There is a similar theme in alt-right spaces that share many of the Silicon Valley libertarian impulses. Alt-right author and icon Jordan Peterson is infamous for his all-beef diet – claiming that only eating unseasoned beef and nothing else cured a whole host of physical and mental health issues. These diets and bio-hacks have become so common that many have actually been parodied on the Silicon Valley-satire series Silicon Valley.

And yet these examples of people obsessively limiting their consumption to achieve some ideal manifestation of themselves have more in common with eating disorders than personal optimisation.

They aren’t dressed up with the often offensive and sexist tropes around eating disorders; the ones that view all eating disorders as rail-thin teenage girls skipping meals or crash diets popular in the early noughties. The same men that mock young people – and, usually, young women – for drinking lemon water to kickstart their metabolism or adopting plant-based diets for health and environmental reasons are they themselves obsessively preaching these potentially unhealthy diets. They are used as a macho shows of strength and capitalist bastions of ultimate productivity.

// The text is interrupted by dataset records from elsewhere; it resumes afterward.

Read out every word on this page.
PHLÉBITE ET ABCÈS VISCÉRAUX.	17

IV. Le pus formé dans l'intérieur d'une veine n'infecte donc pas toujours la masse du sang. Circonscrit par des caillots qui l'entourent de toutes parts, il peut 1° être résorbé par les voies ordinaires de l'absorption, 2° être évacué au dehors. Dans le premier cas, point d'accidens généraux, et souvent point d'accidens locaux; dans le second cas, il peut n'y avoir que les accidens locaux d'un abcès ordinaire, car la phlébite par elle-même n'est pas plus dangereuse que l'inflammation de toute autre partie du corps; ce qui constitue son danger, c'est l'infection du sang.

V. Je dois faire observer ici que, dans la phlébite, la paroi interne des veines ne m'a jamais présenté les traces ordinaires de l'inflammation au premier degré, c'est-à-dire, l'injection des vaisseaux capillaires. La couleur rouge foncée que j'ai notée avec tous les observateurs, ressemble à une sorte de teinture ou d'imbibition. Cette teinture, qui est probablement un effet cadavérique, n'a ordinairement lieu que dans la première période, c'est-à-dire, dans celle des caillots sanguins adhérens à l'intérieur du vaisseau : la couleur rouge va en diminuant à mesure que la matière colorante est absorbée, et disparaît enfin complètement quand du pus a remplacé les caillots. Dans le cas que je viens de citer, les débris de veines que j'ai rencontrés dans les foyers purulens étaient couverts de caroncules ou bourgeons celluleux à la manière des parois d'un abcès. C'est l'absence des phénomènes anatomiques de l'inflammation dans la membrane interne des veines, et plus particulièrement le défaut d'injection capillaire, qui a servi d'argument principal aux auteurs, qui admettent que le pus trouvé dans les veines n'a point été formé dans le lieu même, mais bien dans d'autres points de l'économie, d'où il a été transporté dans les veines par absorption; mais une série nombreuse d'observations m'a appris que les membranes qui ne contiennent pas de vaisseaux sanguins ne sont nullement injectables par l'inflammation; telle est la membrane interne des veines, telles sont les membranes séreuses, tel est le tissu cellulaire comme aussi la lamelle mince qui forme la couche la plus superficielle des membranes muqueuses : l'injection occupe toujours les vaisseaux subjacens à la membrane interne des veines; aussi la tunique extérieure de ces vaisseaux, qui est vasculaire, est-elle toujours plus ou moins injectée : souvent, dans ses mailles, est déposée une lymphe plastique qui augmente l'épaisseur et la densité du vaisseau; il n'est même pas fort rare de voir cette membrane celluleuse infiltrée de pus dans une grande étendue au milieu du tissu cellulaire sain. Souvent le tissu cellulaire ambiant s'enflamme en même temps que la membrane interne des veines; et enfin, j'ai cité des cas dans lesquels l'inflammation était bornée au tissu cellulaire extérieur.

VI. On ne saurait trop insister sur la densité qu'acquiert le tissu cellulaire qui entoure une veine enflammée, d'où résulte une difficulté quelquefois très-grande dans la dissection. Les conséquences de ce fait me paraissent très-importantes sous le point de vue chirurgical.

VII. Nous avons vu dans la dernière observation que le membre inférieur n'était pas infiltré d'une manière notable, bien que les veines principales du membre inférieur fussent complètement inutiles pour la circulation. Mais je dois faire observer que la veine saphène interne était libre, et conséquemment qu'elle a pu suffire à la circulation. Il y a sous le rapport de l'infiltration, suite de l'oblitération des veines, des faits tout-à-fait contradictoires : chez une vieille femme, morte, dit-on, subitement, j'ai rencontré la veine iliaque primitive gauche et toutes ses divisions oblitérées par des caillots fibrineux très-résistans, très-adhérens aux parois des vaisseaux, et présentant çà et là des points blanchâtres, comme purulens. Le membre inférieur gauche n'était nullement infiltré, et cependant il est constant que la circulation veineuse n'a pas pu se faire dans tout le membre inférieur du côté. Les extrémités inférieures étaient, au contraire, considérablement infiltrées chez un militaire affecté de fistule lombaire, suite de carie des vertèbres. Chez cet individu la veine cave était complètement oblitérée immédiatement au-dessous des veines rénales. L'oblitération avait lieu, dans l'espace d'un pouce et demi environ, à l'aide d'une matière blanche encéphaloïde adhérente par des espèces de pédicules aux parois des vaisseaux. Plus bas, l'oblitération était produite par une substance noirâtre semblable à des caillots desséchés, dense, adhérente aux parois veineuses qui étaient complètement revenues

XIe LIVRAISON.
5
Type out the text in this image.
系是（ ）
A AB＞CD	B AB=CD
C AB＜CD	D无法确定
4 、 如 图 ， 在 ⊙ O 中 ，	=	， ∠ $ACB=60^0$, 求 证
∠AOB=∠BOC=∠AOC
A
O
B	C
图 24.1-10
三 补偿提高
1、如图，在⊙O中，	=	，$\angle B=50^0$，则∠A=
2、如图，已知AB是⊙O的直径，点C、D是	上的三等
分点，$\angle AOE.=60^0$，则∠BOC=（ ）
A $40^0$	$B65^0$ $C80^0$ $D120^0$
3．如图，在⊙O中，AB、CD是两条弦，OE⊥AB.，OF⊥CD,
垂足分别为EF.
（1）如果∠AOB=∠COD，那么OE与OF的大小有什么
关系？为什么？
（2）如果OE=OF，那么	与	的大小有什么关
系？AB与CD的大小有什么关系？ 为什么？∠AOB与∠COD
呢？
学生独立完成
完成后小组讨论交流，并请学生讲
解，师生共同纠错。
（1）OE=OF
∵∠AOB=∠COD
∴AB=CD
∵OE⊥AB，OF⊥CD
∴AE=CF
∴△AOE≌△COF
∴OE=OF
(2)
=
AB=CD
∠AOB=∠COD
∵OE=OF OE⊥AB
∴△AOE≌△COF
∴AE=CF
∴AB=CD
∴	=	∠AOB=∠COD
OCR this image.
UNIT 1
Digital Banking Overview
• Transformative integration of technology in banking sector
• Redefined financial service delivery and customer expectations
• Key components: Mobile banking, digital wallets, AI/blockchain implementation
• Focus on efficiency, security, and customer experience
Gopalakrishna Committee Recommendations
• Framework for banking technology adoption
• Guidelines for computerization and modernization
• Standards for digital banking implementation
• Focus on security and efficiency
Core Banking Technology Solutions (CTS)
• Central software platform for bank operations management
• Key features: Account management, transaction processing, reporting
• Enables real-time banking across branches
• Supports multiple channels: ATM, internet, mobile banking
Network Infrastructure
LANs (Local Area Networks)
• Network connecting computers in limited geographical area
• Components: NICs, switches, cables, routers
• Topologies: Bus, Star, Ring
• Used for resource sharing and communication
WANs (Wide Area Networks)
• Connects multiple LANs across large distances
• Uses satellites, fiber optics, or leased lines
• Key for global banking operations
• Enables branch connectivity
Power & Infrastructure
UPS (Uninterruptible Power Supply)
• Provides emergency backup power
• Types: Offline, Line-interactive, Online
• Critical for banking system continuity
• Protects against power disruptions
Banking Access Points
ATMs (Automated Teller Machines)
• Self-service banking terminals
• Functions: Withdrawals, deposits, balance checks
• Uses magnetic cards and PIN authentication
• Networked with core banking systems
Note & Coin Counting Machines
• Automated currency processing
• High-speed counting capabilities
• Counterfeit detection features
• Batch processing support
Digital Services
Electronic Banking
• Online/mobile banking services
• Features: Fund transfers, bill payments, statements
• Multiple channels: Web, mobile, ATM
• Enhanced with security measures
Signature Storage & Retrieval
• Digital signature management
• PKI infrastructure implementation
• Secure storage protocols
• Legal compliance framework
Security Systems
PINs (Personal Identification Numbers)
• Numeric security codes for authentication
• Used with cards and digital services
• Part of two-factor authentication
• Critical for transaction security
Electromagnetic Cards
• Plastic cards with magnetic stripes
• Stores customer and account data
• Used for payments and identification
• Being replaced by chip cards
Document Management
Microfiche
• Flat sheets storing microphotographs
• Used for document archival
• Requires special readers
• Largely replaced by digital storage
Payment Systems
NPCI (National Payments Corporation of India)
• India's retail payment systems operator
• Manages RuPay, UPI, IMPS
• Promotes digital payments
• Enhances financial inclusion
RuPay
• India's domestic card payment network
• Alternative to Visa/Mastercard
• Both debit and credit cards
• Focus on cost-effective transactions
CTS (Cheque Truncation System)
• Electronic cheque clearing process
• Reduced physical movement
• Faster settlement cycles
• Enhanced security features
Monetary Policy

For the most part these diets they aren’t driven by an interest in health, they’re driven by an impulse to work more. Amanda Mull wrote for The Atlantic back in January that Silicon Valley’s “food-centric productivity hacks” have implications that reach far beyond San Francisco. She argued that these diets not only push out harmful narratives about eating, but add another modern pressure to our work environments:

“Silicon Valley can give the impression that all personal choices should be made for the end goal of doing ever more work and generating ever more money for founders or venture capitalists, which is part of why so many people find it unnerving to watch a man with so many employees decide that not eating is a valuable practice. If everyone above you on the organizational chart refuses to eat in order to squeeze a little more work out of an already long day, consuming your sad desk salad might be a little higher-stakes than you thought.”

As the conversation grows about what these diets really are, you would hope for a change in the way tech leaders frame them. But as with everything in Silicon Valley, the one thing that outweighs everything – public opinion, bad press, bad data – is productivity (and the money it makes). As long as tech bros believe their “bio-hacking” works, they’ll embrace increasingly insane diets.